Zentral wäre zu akzeptieren, dass Bildungsprozesse nicht mehr als „Einfügungsprozesse“ in kirchliche Selbstverständlichkeiten und Handlungsroutinen funktionieren. Gerade diese lösen sich ja mehr und mehr auf. Dennoch ist Handlungsfähigkeit notwendig. Es geht dabei aber nicht um die Bewältigung eines Übergangs von alten zu neuen Sicherheiten, sondern um die Bewältigung des Wandels von alter Sicherheit zu anhaltender Unsicherheit. Wer hier Handlungsspielräume gewinnen möchte, muss vor allem lernen, sich von langjährig antrainierten Sichtweisen und Handlungsgewohnheiten zu lösen. Sonst fliesst immer mehr Energie in das Bemühen um den Erhalt letzter Biotope kirchlicher Vergangenheit. Dies mag hier und da gelingen, aber es verhindert die Fähigkeit der Kirche zur zeitgenössischen Solidarität mit den Menschen, deren Alltag ja auch in ständigen Veränderungen besteht – mit allen Chancen und Risiken. Kurz, das erste Bildungsziel heisst: Verlernen.

 

Verlernen braucht Zeit

Verlernen braucht Zeit. Dies muss sich in der Bildung niederschlagen. Verlernprozesse benötigen Zeit für Erfahrungen und für ihre Interpretation. Diese darf nicht nur in „Trauerarbeit“ erstarren, sondern muss auch das Erleben von „Freiheitszuwachs“ durch neue Handlungsspielräume ermöglichen.

 

Üben als Bildungsform

Verlernen braucht Übung. Lange eingeübte Selbstverständlichkeiten und Routinen müssen aktiv verlernt werden – wie die Gewohnheitsmuster von Rauchern, die lernen müssen, dass dem Kaffee nicht automatisch eine Zigarette folgen muss. Das Verlernen beginnt im Kleinen des Pfarreialltags, in den Mikro-Gewohnheiten und Rollenselbstverständlichkeiten, die es zu beobachten, zu analysieren und zu verändern gilt. Das braucht Wiederholungen und Übungen.
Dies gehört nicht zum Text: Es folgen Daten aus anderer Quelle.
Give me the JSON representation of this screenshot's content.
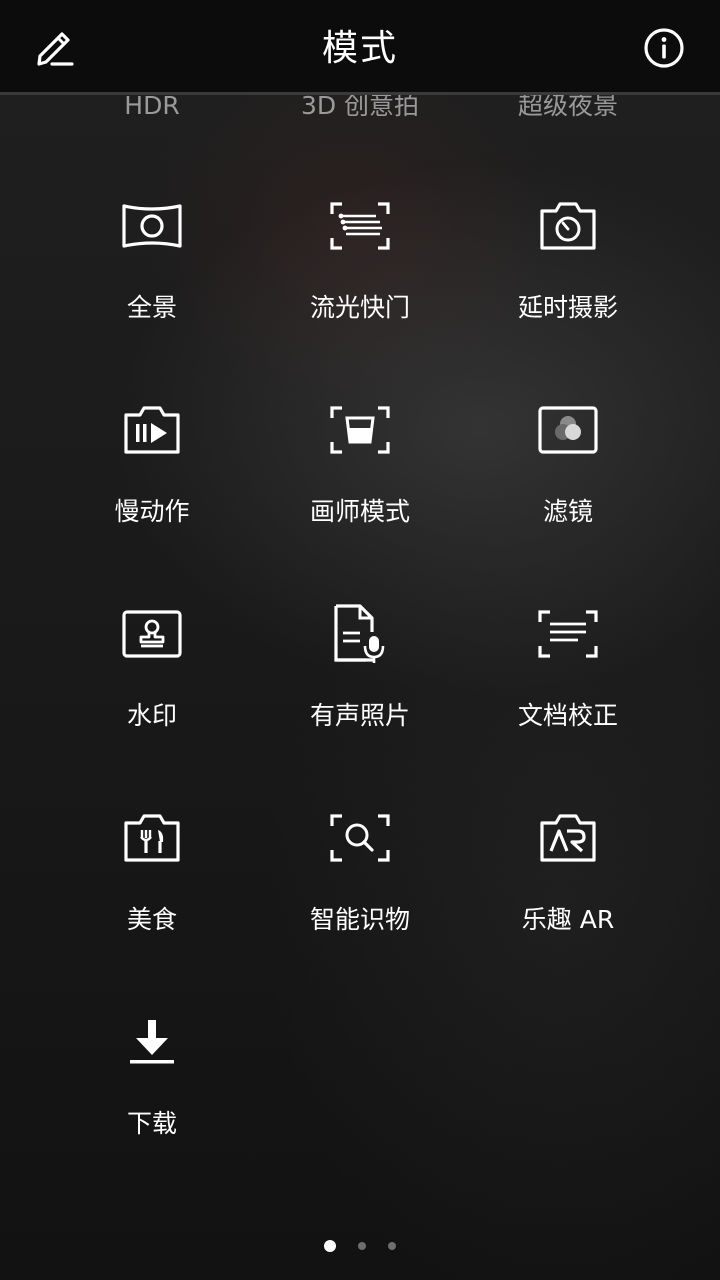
{
  "header": {
    "title": "模式",
    "edit_icon": "pencil-edit-icon",
    "info_icon": "info-circle-icon"
  },
  "partial_row": [
    {
      "label": "HDR"
    },
    {
      "label": "3D 创意拍"
    },
    {
      "label": "超级夜景"
    }
  ],
  "modes": [
    {
      "label": "全景",
      "icon": "panorama-icon"
    },
    {
      "label": "流光快门",
      "icon": "light-painting-icon"
    },
    {
      "label": "延时摄影",
      "icon": "time-lapse-icon"
    },
    {
      "label": "慢动作",
      "icon": "slow-motion-icon"
    },
    {
      "label": "画师模式",
      "icon": "artist-mode-icon"
    },
    {
      "label": "滤镜",
      "icon": "filter-icon"
    },
    {
      "label": "水印",
      "icon": "watermark-icon"
    },
    {
      "label": "有声照片",
      "icon": "audio-photo-icon"
    },
    {
      "label": "文档校正",
      "icon": "document-correction-icon"
    },
    {
      "label": "美食",
      "icon": "food-icon"
    },
    {
      "label": "智能识物",
      "icon": "object-recognition-icon"
    },
    {
      "label": "乐趣 AR",
      "icon": "ar-fun-icon"
    },
    {
      "label": "下载",
      "icon": "download-icon"
    }
  ],
  "pagination": {
    "pages": 3,
    "current": 1
  },
  "colors": {
    "header_bg": "#0c0c0c",
    "text": "#ffffff",
    "dim_text": "#9a9a9a",
    "dot_inactive": "#6e6e6e"
  }
}
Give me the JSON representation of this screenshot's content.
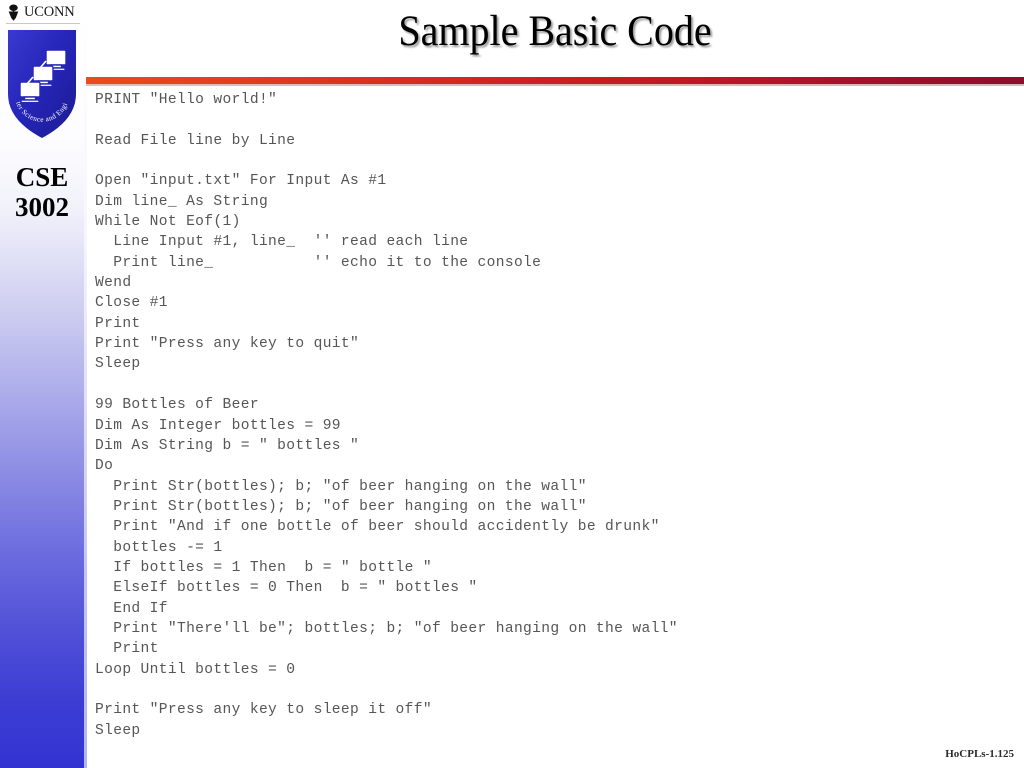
{
  "slide": {
    "title": "Sample Basic Code",
    "footer": "HoCPLs-1.125",
    "background_color": "#ffffff"
  },
  "branding": {
    "university_wordmark": "UCONN",
    "crest_icon": "uconn-crest-icon",
    "shield_icon": "cse-shield-icon",
    "shield_caption": "Computer Science and Engineering",
    "shield_color": "#2a2ab8",
    "course_code": "CSE",
    "course_number": "3002",
    "sidebar_gradient_top": "#ffffff",
    "sidebar_gradient_bottom": "#3333d2"
  },
  "rule": {
    "color_left": "#ef4a17",
    "color_right": "#8b0e2a"
  },
  "code": {
    "language": "BASIC",
    "text_color": "#565656",
    "lines": [
      "PRINT \"Hello world!\"",
      "",
      "Read File line by Line",
      "",
      "Open \"input.txt\" For Input As #1",
      "Dim line_ As String",
      "While Not Eof(1)",
      "  Line Input #1, line_  '' read each line",
      "  Print line_           '' echo it to the console",
      "Wend",
      "Close #1",
      "Print",
      "Print \"Press any key to quit\"",
      "Sleep",
      "",
      "99 Bottles of Beer",
      "Dim As Integer bottles = 99",
      "Dim As String b = \" bottles \"",
      "Do",
      "  Print Str(bottles); b; \"of beer hanging on the wall\"",
      "  Print Str(bottles); b; \"of beer hanging on the wall\"",
      "  Print \"And if one bottle of beer should accidently be drunk\"",
      "  bottles -= 1",
      "  If bottles = 1 Then  b = \" bottle \"",
      "  ElseIf bottles = 0 Then  b = \" bottles \"",
      "  End If",
      "  Print \"There'll be\"; bottles; b; \"of beer hanging on the wall\"",
      "  Print",
      "Loop Until bottles = 0",
      "",
      "Print \"Press any key to sleep it off\"",
      "Sleep"
    ]
  }
}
Verlernen ist harte Bildungsarbeit, die die Betroffenen ganzheitlich herausfordert.

 

Verlernen verlangt Spiritualität

Verlernen ist mehr als nur Kopfsache. Es geht um Gefühle, die das tägliche Handeln begleiten, und um den Habitus, der mit einer bestehenden Rolle verwachsen ist. Nicht zuletzt geht es um Spiritualität. Bildung als Verlernprozess ist eine sehr spirituelle Aufgabe und absolut nicht frei von persönlichen Risiken.

 

Verlernen braucht Aussicht auf Neues

Niemand gibt Liebgewordenes ohne Hoffnung auf Ersatz ab. Die Aussicht auf Neues muss realistisch sein. Dies verlangt eine Grundhaltung in der Kirche, dass sich wirklich etwas ändern darf und soll, und schliesst die Offenheit dafür ein, Altes wirklich aufgeben und sich auf Neues einlassen zu wollen.

 

Experimentieren braucht Vertrauen

Offene Veränderungssituationen, deren Entwicklung niemand voraussagen kann, benötigen Vertrauen als Voraussetzung für Bildung. Niemand kann sich auf Neues einlassen, wenn es dazu im Umfeld keine Kultur des Vertrauens gibt. Diese signalisiert den Willen zur Veränderung ebenso wie Offenheit für Experimente und deren mögliches Scheitern. Wer Personal in Bildungsprozesse schickt und zugleich Veränderungen und ihre Risiken fürchtet oder nicht bereit ist, in Vertrauen zu investieren, sollte Bildung lieber umgehen.

Wenn die Kirche angesichts der Transformationsprozesse auf Bildung setzt, so ist das gut. Aber es braucht einen Vertrauensvorschuss und Mut.